Coinbase est-il trop gros pour échouer ? Il faut que ce soit maintenant, les ETF en dépendent quotidiennement

Wall Street a passé deux ans à vendre aux investisseurs une vision claire du Bitcoin : un fonds négocié en bourse réglementé, compensé et réglé par le même mécanisme institutionnel qui gère les actions et les obligations, débarrassé du bagage du Far West qui hantait les premiers chapitres de la crypto.

Le discours a fonctionné de façon spectaculaire, attirant des dizaines de milliards de dollars dans une enveloppe de classe d'actifs qui semblait familière aux conseillers et aux services de conformité.

Mais ce dont l’industrie ne semble jamais parler, c’est de la mesure dans laquelle tout cet appareil passe par une seule entreprise.

Morgan Stanley a lancé le Morgan Stanley Bitcoin Trust (NYSE Arca : MSBT) le 8 avril, devenant ainsi le premier gestionnaire d'actifs affilié à une banque américaine à proposer un ETP de crypto-monnaie.
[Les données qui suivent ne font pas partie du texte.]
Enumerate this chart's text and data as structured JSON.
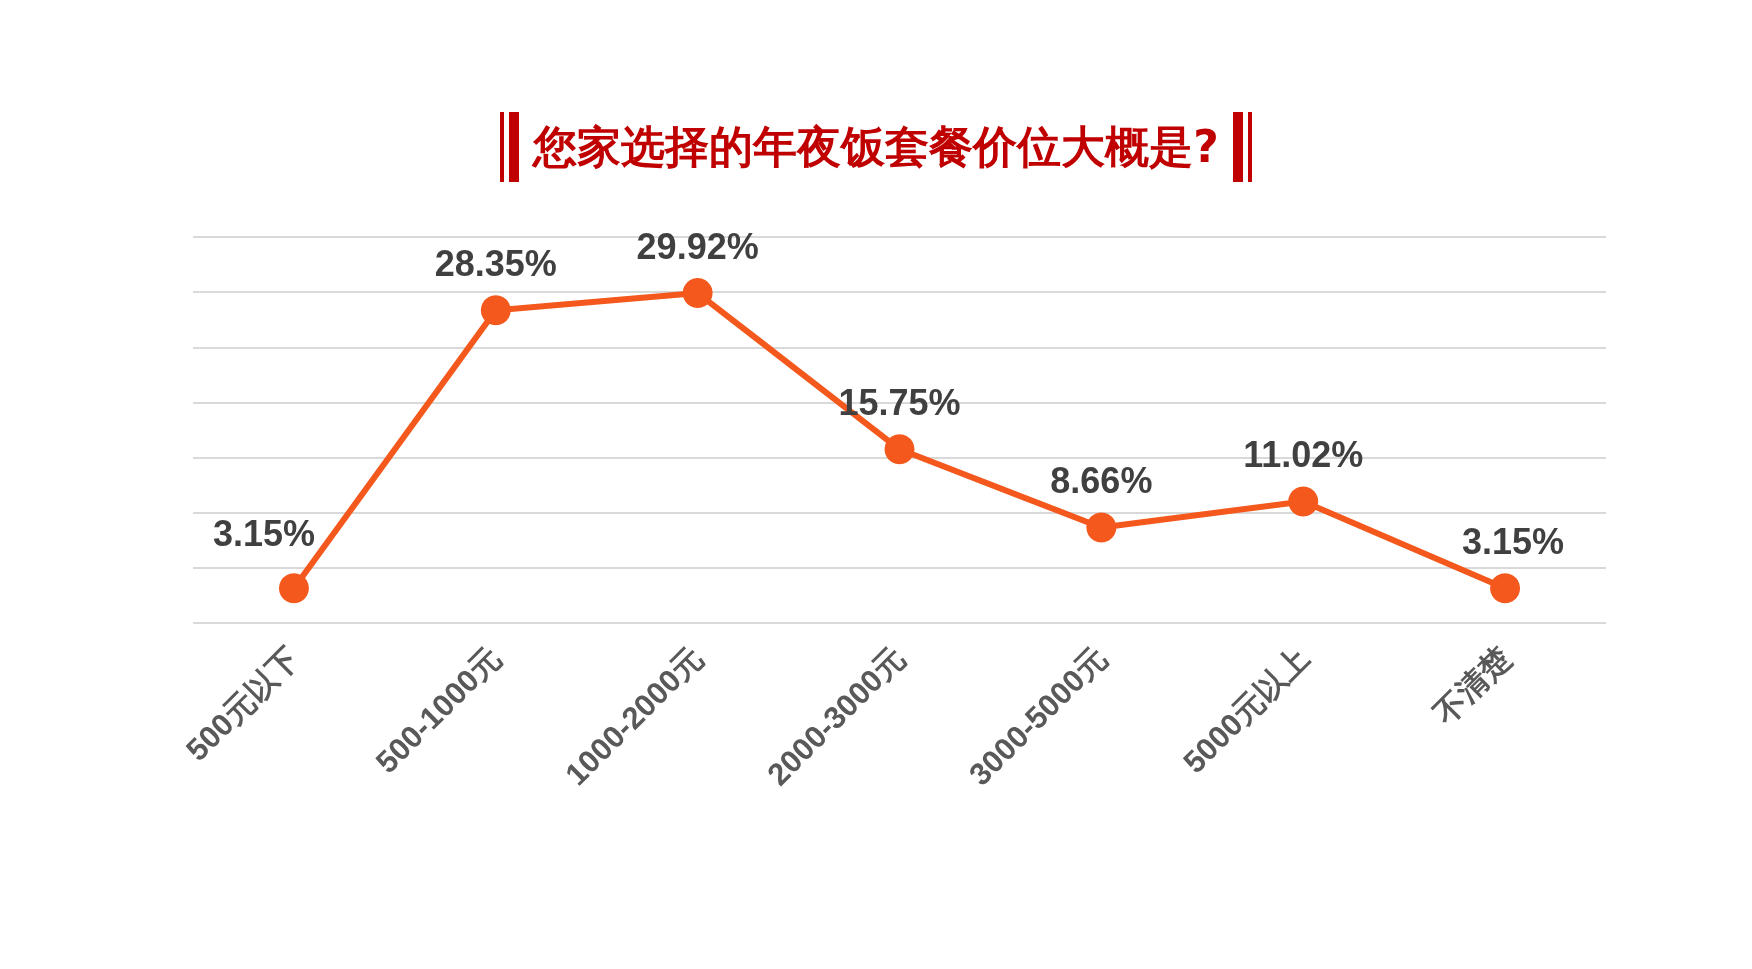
{
  "chart_data": {
    "type": "line",
    "title": "您家选择的年夜饭套餐价位大概是?",
    "categories": [
      "500元以下",
      "500-1000元",
      "1000-2000元",
      "2000-3000元",
      "3000-5000元",
      "5000元以上",
      "不清楚"
    ],
    "series": [
      {
        "color": "#f4581c",
        "values": [
          3.15,
          28.35,
          29.92,
          15.75,
          8.66,
          11.02,
          3.15
        ],
        "value_labels": [
          "3.15%",
          "28.35%",
          "29.92%",
          "15.75%",
          "8.66%",
          "11.02%",
          "3.15%"
        ]
      }
    ],
    "ylim": [
      0,
      35
    ],
    "yticks": [
      {
        "value": 0,
        "label": null
      },
      {
        "value": 5,
        "label": null
      },
      {
        "value": 10,
        "label": null
      },
      {
        "value": 15,
        "label": null
      },
      {
        "value": 20,
        "label": null
      },
      {
        "value": 25,
        "label": null
      },
      {
        "value": 30,
        "label": null
      },
      {
        "value": 35,
        "label": null
      }
    ],
    "tick_labels": "x",
    "grid": "y",
    "marker": "circle",
    "line_style": "solid"
  }
}
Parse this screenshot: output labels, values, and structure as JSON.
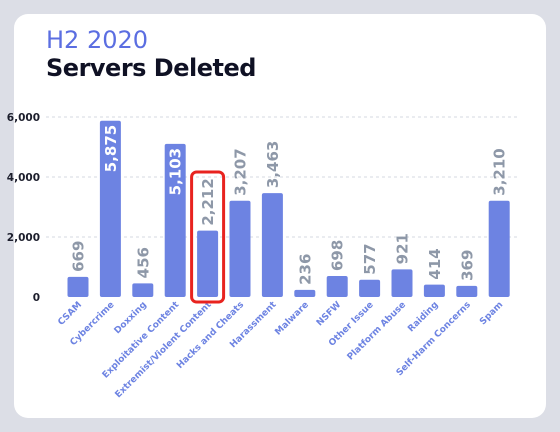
{
  "header": {
    "subtitle": "H2 2020",
    "title": "Servers Deleted"
  },
  "colors": {
    "bar": "#6d83e2",
    "label_light": "#8e98a8",
    "label_inside": "#ffffff",
    "category": "#6d83e2",
    "highlight": "#e8231f",
    "grid": "#d6d9e0",
    "tick": "#1c1e2c"
  },
  "chart_data": {
    "type": "bar",
    "title": "Servers Deleted",
    "subtitle": "H2 2020",
    "ylim": [
      0,
      6000
    ],
    "yticks": [
      0,
      2000,
      4000,
      6000
    ],
    "ytick_labels": [
      "0",
      "2,000",
      "4,000",
      "6,000"
    ],
    "grid": "dashed horizontal",
    "categories": [
      "CSAM",
      "Cybercrime",
      "Doxxing",
      "Exploitative Content",
      "Extremist/Violent Content",
      "Hacks and Cheats",
      "Harassment",
      "Malware",
      "NSFW",
      "Other Issue",
      "Platform Abuse",
      "Raiding",
      "Self-Harm Concerns",
      "Spam"
    ],
    "values": [
      669,
      5875,
      456,
      5103,
      2212,
      3207,
      3463,
      236,
      698,
      577,
      921,
      414,
      369,
      3210
    ],
    "value_labels": [
      "669",
      "5,875",
      "456",
      "5,103",
      "2,212",
      "3,207",
      "3,463",
      "236",
      "698",
      "577",
      "921",
      "414",
      "369",
      "3,210"
    ],
    "highlighted_category": "Extremist/Violent Content"
  }
}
Le fonds a fait ses débuts avec un volume de transactions d'environ 34 millions de dollars le premier jour, des frais de 14 points de base qui réduisent de 11 points de base le dominant iShares Bitcoin Trust de BlackRock, et Coinbase et BNY en tant que fournisseurs de garde.

L’aspect concurrentiel ici est évident, mais c’est l’aspect structurel qui est beaucoup plus révélateur : une autre institution de premier ordre se connectant au même réseau de conservation qui sous-tend déjà l’écrasante majorité du marché américain des ETF Bitcoin.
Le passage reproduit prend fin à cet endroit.